Le « margis » hurle dans le dos d’Albert qui lève le pouce pour manifester sa joie et se concentre intensément pour enregistrer ce qu’il découvre et, en tout premier lieu, cette merveilleuse sensation de voler comme un oiseau. Et aussi la beauté du paysage vu d’en haut : la petite rivière qui serpente entre les collines environnantes, les toits des fermes espacées les unes des autres, les vaches pas plus grosses que celles des crèches de Noël, ces blancs cumulus que l’on pourrait toucher de la main, ces oies qui volent en patrouille serrée. Ne pas se laisser déconcentrer ! Albert vit dans un rêve que l’instructeur interrompt :
- Nous allons, maintenant, effectuer un virage à 90 degrés, par la gauche : Tu suis mes mouvements aux pieds et au manche, tu surveilles en même temps la « bille » qui doit rester au milieu et le « vario » qui contrôle le maintien de l’altitude.

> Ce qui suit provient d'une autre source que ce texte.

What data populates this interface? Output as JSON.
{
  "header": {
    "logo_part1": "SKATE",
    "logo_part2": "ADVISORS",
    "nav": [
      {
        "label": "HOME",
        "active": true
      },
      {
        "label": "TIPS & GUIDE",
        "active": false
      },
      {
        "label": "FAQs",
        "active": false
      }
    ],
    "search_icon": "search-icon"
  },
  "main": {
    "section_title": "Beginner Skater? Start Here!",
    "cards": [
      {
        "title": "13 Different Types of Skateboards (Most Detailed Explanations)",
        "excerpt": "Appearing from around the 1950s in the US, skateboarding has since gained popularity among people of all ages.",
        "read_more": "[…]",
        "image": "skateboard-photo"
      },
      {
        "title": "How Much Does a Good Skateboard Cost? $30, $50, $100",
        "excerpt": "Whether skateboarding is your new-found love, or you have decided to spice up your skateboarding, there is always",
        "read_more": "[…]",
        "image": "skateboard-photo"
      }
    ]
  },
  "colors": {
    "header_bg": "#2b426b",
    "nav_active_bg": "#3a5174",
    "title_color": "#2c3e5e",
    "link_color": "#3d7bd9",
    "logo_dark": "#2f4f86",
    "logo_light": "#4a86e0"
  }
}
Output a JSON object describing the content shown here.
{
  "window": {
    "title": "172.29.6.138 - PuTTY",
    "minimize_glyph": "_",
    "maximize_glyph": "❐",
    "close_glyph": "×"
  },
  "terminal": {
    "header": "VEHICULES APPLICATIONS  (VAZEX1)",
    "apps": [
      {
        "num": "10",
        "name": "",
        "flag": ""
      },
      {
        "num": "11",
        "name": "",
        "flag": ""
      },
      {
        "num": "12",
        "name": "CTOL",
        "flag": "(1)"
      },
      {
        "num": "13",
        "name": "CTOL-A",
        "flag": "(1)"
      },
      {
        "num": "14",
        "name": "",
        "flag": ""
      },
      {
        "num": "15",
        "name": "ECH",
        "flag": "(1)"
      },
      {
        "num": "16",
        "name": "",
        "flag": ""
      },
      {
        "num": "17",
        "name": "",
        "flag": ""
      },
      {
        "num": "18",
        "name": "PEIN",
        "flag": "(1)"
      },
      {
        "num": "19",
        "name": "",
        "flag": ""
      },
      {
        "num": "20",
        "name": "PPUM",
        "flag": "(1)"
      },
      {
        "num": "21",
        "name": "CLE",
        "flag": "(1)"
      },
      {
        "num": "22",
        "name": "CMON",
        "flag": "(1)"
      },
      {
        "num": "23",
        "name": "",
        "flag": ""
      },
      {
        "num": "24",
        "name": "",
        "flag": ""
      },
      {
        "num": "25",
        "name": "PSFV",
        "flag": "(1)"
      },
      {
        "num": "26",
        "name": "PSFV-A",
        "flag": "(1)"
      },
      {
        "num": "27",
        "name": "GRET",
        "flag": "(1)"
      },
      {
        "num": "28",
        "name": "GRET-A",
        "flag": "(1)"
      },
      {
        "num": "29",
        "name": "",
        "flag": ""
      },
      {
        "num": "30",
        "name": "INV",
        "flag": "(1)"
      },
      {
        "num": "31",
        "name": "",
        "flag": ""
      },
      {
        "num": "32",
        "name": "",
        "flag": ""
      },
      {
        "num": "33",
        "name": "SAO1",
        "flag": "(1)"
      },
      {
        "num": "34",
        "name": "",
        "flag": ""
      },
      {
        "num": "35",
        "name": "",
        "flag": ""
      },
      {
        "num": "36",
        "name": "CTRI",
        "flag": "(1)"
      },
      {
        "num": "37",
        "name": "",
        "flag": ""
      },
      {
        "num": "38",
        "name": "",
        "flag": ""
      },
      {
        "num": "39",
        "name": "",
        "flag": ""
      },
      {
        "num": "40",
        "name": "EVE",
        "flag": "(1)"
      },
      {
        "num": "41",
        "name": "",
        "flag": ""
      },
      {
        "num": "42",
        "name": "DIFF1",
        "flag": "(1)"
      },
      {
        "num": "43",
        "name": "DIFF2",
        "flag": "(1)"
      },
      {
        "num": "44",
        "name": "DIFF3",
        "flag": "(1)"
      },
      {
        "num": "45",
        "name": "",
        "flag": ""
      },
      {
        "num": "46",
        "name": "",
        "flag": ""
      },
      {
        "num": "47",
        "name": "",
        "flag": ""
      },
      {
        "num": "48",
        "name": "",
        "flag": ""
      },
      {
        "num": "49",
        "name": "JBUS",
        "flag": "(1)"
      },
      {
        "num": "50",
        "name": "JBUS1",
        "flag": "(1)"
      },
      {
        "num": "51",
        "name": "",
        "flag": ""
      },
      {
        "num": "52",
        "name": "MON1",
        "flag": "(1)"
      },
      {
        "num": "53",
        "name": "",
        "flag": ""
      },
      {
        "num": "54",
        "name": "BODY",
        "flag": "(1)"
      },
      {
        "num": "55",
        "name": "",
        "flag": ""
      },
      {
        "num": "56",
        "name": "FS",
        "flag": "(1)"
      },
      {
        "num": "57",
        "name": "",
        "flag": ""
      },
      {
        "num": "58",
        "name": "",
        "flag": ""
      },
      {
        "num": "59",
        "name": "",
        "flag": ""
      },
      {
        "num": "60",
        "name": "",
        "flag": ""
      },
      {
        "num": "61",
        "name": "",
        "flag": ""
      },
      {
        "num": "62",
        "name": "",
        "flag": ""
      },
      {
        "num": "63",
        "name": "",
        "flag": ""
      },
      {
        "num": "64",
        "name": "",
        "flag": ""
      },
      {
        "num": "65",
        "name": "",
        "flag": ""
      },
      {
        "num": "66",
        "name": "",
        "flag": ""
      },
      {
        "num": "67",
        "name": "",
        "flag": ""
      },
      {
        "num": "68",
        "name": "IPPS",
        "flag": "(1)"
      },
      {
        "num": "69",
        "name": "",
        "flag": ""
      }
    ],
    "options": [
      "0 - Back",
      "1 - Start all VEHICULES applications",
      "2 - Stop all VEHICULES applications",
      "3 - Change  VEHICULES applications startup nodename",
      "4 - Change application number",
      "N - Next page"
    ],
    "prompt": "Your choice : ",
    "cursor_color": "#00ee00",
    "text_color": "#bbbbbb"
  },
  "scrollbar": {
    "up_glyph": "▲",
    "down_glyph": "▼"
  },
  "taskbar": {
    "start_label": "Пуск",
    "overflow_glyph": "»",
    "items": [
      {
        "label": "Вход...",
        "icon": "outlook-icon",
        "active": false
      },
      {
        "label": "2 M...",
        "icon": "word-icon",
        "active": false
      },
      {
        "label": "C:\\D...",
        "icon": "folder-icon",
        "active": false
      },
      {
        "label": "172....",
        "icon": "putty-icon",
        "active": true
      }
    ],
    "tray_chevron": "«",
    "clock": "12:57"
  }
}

Suivront un deuxième, puis un troisième et enfin, un dernier virage par la gauche qui amènera l’avion dans l’axe de la piste, avant d’amorcer la descente à régime réduit.
L’atterrissage se fait en douceur (un kiss-landing) et dès que les roues ont touché le sol l’instructeur invite Albert à reprendre les commandes pour ramener l’avion au parking.
Bien ! tu considères ce vol comme un baptême. Ton véritable apprentissage commence demain à 08 heures.
Dans la nuit, l’orage a détrempé la piste interdisant l’envol des avions.